Interpreting customer feedback beyond NPS score can be trickier task that you might think. Imagine this. You have composed a clever questionnaire with carefully worded questions. It presents tested categories for ranking between best to worst or fastest to slowest. You have added a box for free form comments that you dread to analyse. The difficult part is now done - all answers can be structured and analysed in bulk. If the response ratio is good, you’re golden. Or are you?
People see NPS score scale very differently
Would you recommend our service?
How likely you are to recommend our service?
These are simple questions that companies ask who use NPS (Net Promoter Score) methods to get customer feedback. Looks pretty straightforward - the customers pick the numbers and you will know what they think of you. We have found that this path is more treacherous than it seems.

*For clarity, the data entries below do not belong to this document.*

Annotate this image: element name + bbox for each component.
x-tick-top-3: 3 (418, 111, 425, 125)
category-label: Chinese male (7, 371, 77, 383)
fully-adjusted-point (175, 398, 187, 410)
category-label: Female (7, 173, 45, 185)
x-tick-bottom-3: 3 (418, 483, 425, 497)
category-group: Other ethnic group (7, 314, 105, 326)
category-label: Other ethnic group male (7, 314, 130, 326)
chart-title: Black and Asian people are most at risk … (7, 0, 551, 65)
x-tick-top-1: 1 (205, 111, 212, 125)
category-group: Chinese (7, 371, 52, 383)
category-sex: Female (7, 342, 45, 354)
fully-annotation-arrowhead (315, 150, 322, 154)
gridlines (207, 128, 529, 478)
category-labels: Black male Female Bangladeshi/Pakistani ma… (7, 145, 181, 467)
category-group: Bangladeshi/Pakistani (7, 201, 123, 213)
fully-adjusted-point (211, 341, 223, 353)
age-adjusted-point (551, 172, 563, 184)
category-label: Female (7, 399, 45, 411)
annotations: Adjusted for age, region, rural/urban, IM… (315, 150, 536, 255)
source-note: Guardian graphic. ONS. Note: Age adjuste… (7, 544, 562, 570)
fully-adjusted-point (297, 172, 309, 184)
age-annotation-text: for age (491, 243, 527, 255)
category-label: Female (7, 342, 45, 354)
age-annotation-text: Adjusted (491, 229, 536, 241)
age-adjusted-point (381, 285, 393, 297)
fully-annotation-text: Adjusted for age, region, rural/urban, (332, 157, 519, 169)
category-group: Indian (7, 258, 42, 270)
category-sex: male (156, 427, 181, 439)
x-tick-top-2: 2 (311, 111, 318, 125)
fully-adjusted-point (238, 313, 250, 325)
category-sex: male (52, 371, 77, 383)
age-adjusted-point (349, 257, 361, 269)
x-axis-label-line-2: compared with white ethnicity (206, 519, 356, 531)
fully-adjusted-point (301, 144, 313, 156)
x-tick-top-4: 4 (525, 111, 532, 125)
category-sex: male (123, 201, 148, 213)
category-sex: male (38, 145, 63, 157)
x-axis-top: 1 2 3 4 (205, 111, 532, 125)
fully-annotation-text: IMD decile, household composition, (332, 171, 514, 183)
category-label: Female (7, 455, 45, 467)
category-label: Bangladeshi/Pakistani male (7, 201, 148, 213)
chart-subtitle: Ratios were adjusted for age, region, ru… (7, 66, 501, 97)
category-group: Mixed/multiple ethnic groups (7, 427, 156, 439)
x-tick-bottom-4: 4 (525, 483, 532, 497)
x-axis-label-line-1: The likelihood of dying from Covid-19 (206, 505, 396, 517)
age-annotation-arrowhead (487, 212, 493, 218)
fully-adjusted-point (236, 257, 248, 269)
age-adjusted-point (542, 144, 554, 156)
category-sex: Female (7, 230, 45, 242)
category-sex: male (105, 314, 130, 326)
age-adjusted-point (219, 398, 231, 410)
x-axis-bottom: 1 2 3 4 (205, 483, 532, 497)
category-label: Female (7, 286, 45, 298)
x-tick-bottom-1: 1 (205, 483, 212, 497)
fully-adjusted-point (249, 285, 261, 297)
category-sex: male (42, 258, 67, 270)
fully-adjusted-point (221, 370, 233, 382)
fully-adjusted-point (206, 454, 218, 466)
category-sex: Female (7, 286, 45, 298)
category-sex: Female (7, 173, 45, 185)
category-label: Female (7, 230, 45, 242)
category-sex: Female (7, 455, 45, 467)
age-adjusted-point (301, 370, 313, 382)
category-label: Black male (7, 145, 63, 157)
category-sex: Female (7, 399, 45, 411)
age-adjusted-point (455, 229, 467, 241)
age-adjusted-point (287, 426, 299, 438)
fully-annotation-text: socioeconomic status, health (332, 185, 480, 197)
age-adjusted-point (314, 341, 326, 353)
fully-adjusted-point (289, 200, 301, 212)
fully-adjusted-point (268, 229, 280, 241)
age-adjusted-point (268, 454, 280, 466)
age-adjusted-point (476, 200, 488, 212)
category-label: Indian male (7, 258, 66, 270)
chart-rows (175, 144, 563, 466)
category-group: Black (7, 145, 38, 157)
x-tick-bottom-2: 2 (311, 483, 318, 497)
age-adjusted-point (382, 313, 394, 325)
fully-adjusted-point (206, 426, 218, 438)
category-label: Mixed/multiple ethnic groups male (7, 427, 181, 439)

People see the scale 0 to 10 very differently. We in FeelingStream have seen it by analysing the free text comments together with the given NPS score. Thus, we can test how well giving score reflects customers’ opinion of you and what actually lies behind the numbers. In fact people’s perception of these numbers varies a lot.
We compared the NPS number with the sentiment in the comment - whether it’s positive, negative or neutral. It’s not very radical to assume that people who write positive comments are the promoters - the ones who recommend. In turn, people writing negative comments - the detractors - think very little about your service and openly bash you in their circles.
NPS score and comments about your brand don’t always match
It turns out that the scores people give don’t always match what they write about you in their comments. We compared the calculated NPS based on numerical scores - ratio of people giving 9 or 10 minus ratio of people giving scores 0-6, to ratio of people giving positive comments minus ratio of people giving negative comments.
We found that in some industry sectors, NPS calculated using traditional numerical scores can be significantly lower than NPS calculated using text analysis. It shows that people are consistently more conservative, when they are asked to score compared to what they write in their comments. This discrepancy is not universal, in some industry sectors text analytics NPS and numerical score NPS match perfectly. However, analysing only numbers does not give you the full picture and as we have seen - sometimes it gives you a skewed picture instead.
Analysing text from your customers, gives you more information about them. You can catch those who give high scores but share negative comments. They are the ones who are on the verge of crossing over to the not recommending party, or even worse, to the competitor.